While this seems promising it seems like it will be a short lived phenomenon. Missles will just become obsolete and then you have to come up with a deterrent for lasers.
Is anyone actively working on laser deflector shields?
Even taking out a small area in today's modern combat fighters would do serious damage, and travelling at the speed of light there isn't much that maneuverability or current defensive countermeasure can do to deter a laser.
Perhaps the catch being that if you have LOS to half the planet then half the planet has LOS to you and presumably its a lot easier to build and operate a high energy laser on the ground rather than in high orbit.
That said, I'm thinking pumped-laser-tipped missiles could be very effective as e.g. anti-ship weapons.
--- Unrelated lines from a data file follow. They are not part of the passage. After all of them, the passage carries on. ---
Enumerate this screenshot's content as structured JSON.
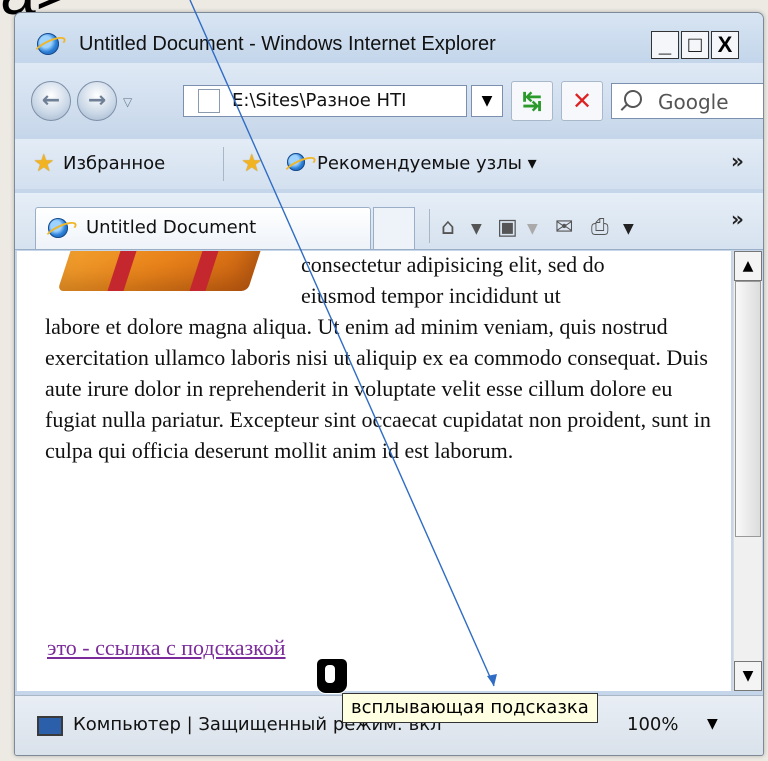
{
  "fragment": "a>",
  "window": {
    "title": "Untitled Document - Windows Internet Explorer",
    "caption_buttons": {
      "minimize": "_",
      "maximize": "□",
      "close": "X"
    }
  },
  "address_bar": {
    "url": "E:\\Sites\\Разное HTI",
    "search_placeholder": "Google"
  },
  "favorites_bar": {
    "favorites_label": "Избранное",
    "suggested_sites_label": "Рекомендуемые узлы ▾",
    "chevron": "»"
  },
  "tabs": {
    "active_tab": "Untitled Document",
    "chevron": "»"
  },
  "content": {
    "paragraph_line1": "consectetur adipisicing elit, sed do",
    "paragraph_line2": "eiusmod tempor incididunt ut",
    "paragraph_rest": "labore et dolore magna aliqua. Ut enim ad minim veniam, quis nostrud exercitation ullamco laboris nisi ut aliquip ex ea commodo consequat. Duis aute irure dolor in reprehenderit in voluptate velit esse cillum dolore eu fugiat nulla pariatur. Excepteur sint occaecat cupidatat non proident, sunt in culpa qui officia deserunt mollit anim id est laborum.",
    "link_text": "это - ссылка с подсказкой"
  },
  "status_bar": {
    "zone_text": "Компьютер | Защищенный режим: вкл",
    "zoom": "100%"
  },
  "tooltip": "всплывающая подсказка",
  "colors": {
    "link_visited": "#7b2c9a",
    "tooltip_bg": "#ffffe1",
    "pointer_line": "#2f6cc4"
  }
}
You could launch one straight up from your territory, and have it snipe the enemy ship from far away. The enemy would have to monitor a large portion of the sky for relatively small objects and react instantly with lasers of their own to counter that.
EDIT: I suspect these could be made into pumped-laser shells; good luck countering one that's launched from beyond the horizon.
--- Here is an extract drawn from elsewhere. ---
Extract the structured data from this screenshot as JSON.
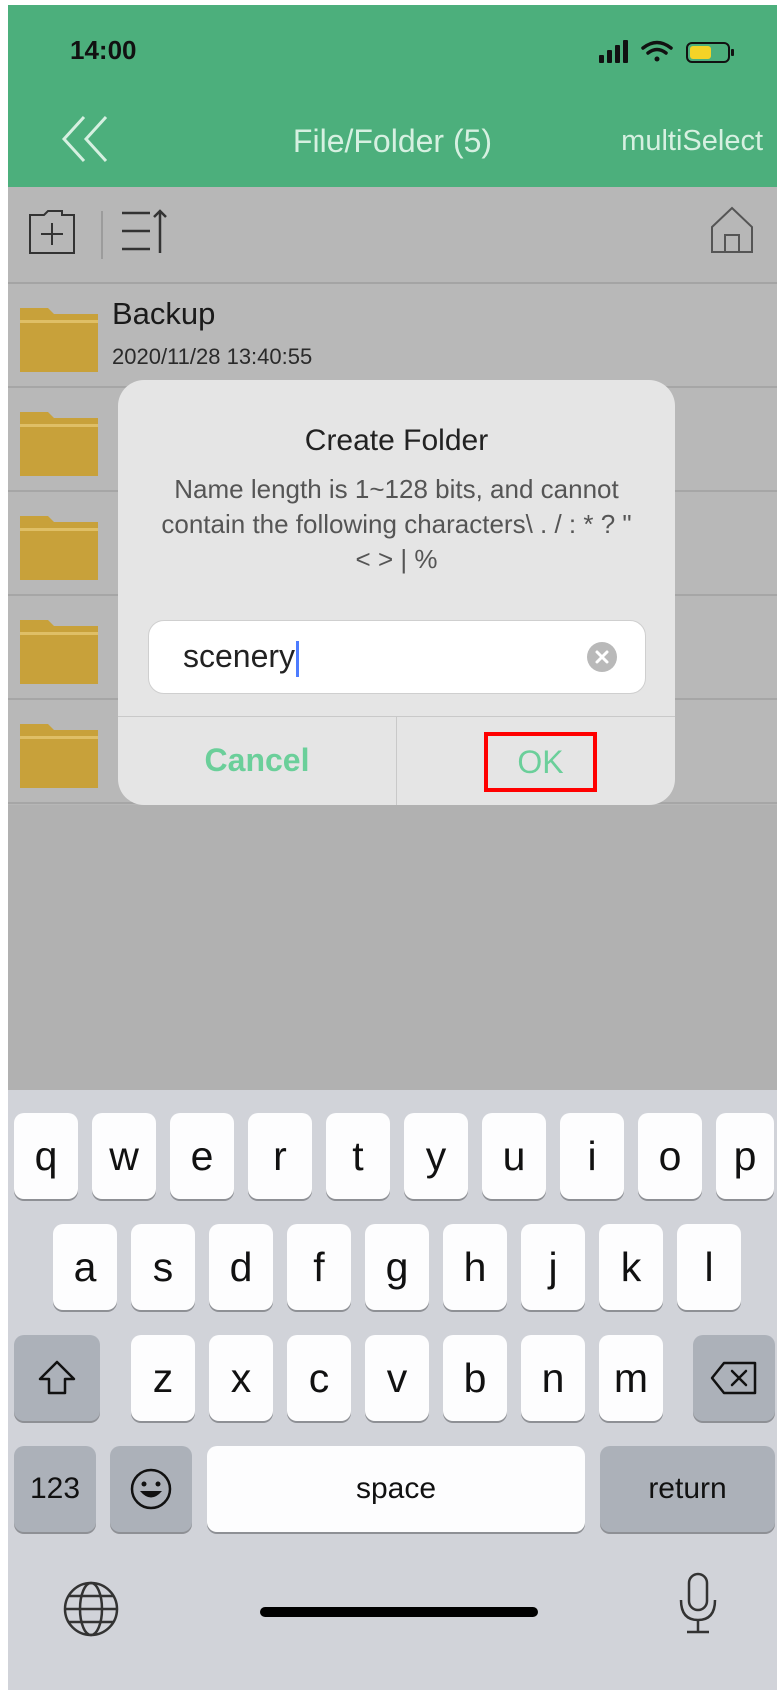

Water is also a good RF screen, so such shield would also effectively blind and cripple the ship. Even discounting the energy use, no way they could keep that up continuously. Ramp-up time is probably large enough too (on the order of seconds), making surprise attacks very feasible. Not an ideal countermeasure, though I'm not sure what would be, beyond packing more ablative armor.
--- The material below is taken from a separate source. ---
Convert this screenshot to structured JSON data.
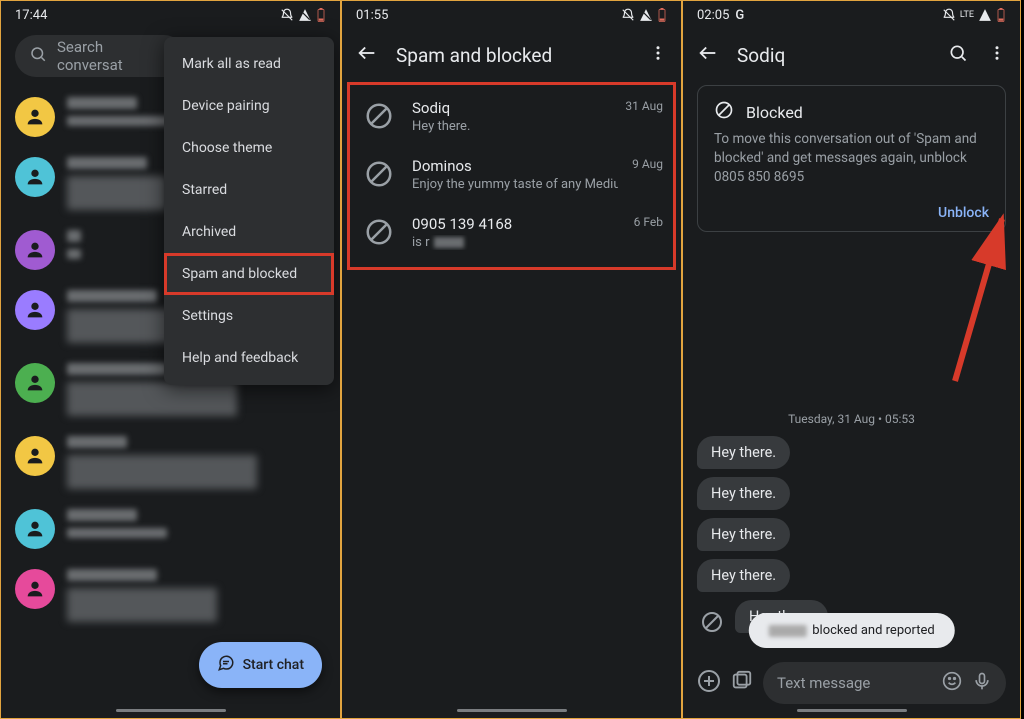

If you're in a position to be aware of an imminent attack, ramp-time is probably within reason. Power reqirements are fairly modest by military standards -- a small fireboat can pump impresive quantities of water, and since the goal in defence / obscuring is to blind (and absorb energy), a finer atomised mist would be more effective. Filter and system fouling is likely a bigger concern.
True bolt-from-the-blue attacks are rare, though possible.
The spray profile could be modified to enable sensor detection, or alternative (off-ship, buoy, balloon, drone, ...) sensor placement could enable both eyes and shields.
Might be that lasers will start showing up on missiles. Hard sci-fi has its missiles carrying nuclear-pumped X-ray lasers, but I suppose smaller, non-nuclear versions could do well enough for terrestrial use.
As for "laser deflector shields", we haven't cracked the "deflector shield" part yet. The closest thing we have to force fields is actual matter - in this case, probably kicking up a dense dust cloud to scatter the laser.
Missiles are an offensive weapon; these are defensive weapons (for shooting down missiles).
The lasers will probably remain, and missiles will get better and better penetration aids (stealth, reflective/ablative/insulating coatings, etc) to get past the lasers.
At even higher powers, lasers may outclass missiles as anti-aircraft weapons, but we're not nearly there yet. In the surface-to-surface realm missiles are more likely to be obsoleted by railguns than lasers.
Not necessarily. One of the more dangerous missions of the USAF is SEAD[1]. During Vietnam, the "Wild Weasels"[2] flew these daring missions where the gist was to get all enemy air defense to fire at them, so they could find them, and destroy them. Airborne based anti-missile lasers, such as this, would be utterly devastating for this. It would improve survivability of aircraft flying SEAD missions. SEAD is generally the first step (in US military doctrine) before total domination of the skys. I'd consider that a pretty offensive use of this technology.
Sure, in the sense that power is generally fungible, these can be offensive. But they don't obsolete the weapons actually used to destroy the targets exposed during that SEADS mission.
I find this topic fascinating. As a defensive measure these could have immense value. I'm sceptical of any present long range value however.
The ballistic nature of artillery, missiles, and other projectiles allows hitting targets beyond the horizon. Lasers are uni-directional so whilst they would be great against targets in line of sight, I doubt you'll see laser weapon systems employed as long range weapons for a very long time.
Of course, you could deploy them from a platform like a satellite, or aircraft, but the power requirements are immense and any current day aircraft would probably be so large as to be a sitting duck. I recall they've carried out testing of this nature using a 747 as a test platform. Until they can make planes of that size more survivable, I guess we're stuck with defensive applications.
Is anyone actively working on laser deflector shields?